Passing My Dad’s Swimming Test
When I was seven, my dad moved to a tiny town in Indiana where he had a 5 acre lot and a small lake in the middle of it. At the sandy beach below our house, my dad roped off a shallow area of water where we were allowed to play without wearing life jackets. If we went out to the diving raft, we had to wear a life jacket. If we rowed out in the rowboat, we had to wear a life jacket
That is, until we passed his swimming test.
Oh, I remember that day well. We all swam out to the white wooden raft (my younger sister and I paddling slowly in our bright orange vests) and Dad gave the orders. We were required to climb up the ladder to the platform, dive in, and swim to shore. It took me a while to get up the nerve to jump in, but with a little coaxing from dear ole dad, I jumped, did a belly flop (ouch!) and then started dog-paddling like crazy.
Meanwhile, my younger sister dove in, swam underwater like a fish, and beat me to shore. Ugh!
Guys (and Girls) Need Skills!
Swimming didn’t come naturally to me, but now I’m a strong swimmer. What changed? I took a class in college where I was taught and practiced the basic strokes. A few decades later I even earned my Red Cross Lifeguard Certification. Now I swim 20 laps three times a week.
I went from dog paddling to swimming laps (and loving it) because I learned skills. What a difference a little learning can make!
OK, so what does this have to do with keeping kids safe from internet pornography?
- As much as possible, keep young kids safe and “roped in” when they have access to the internet. Filters, Google SafeSearch, and YouTube Kids app are helpful.
- Teach kids NEVER to type in a web address they are unfamiliar with; instead ALWAYS do a search for what they are looking for—this is a safe habit all kids should practice. (My young daughter was first exposed to a porn site when she innocently typed in girls.com.)
- Make sure your kids know WHY you have the ropes in place. “The internet is fun and useful, but just like the ocean, there are some dangers we all need to be protected from.”
- Teach them HOW TO RESPOND if another child wants to show them something on a mobile device. At a minimum, they should always ask, “What are you going to show me?” I hear of too many stories of 6 year olds with smart phones exposing their friends to pornography. It’s happening more often than most parents know.
- Teach your kids the skills they need to stay safe.

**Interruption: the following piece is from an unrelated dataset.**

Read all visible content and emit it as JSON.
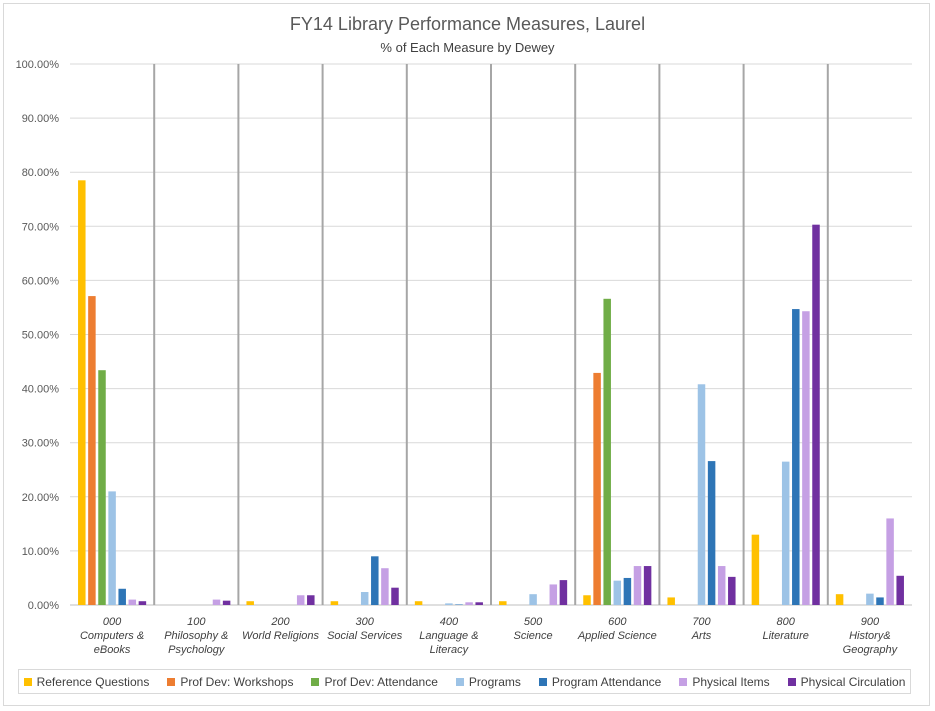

These include learning to recognize and label pornography when they see it and knowing how to deal with the very strong memories it creates.
- Check up on your kids and “test” them. As a part of a daily conversation, ask them about what they’ve seen on the internet at school or at a friend’s home. And when you do allow them to use a mobile device, make sure they pass your test and are ready.
I love the water. I can enjoy it because I learned the skills of swimming and water safety. Likewise, your kids can learn the skills they need to protect themselves so they can enjoy the amazing benefits of our online world.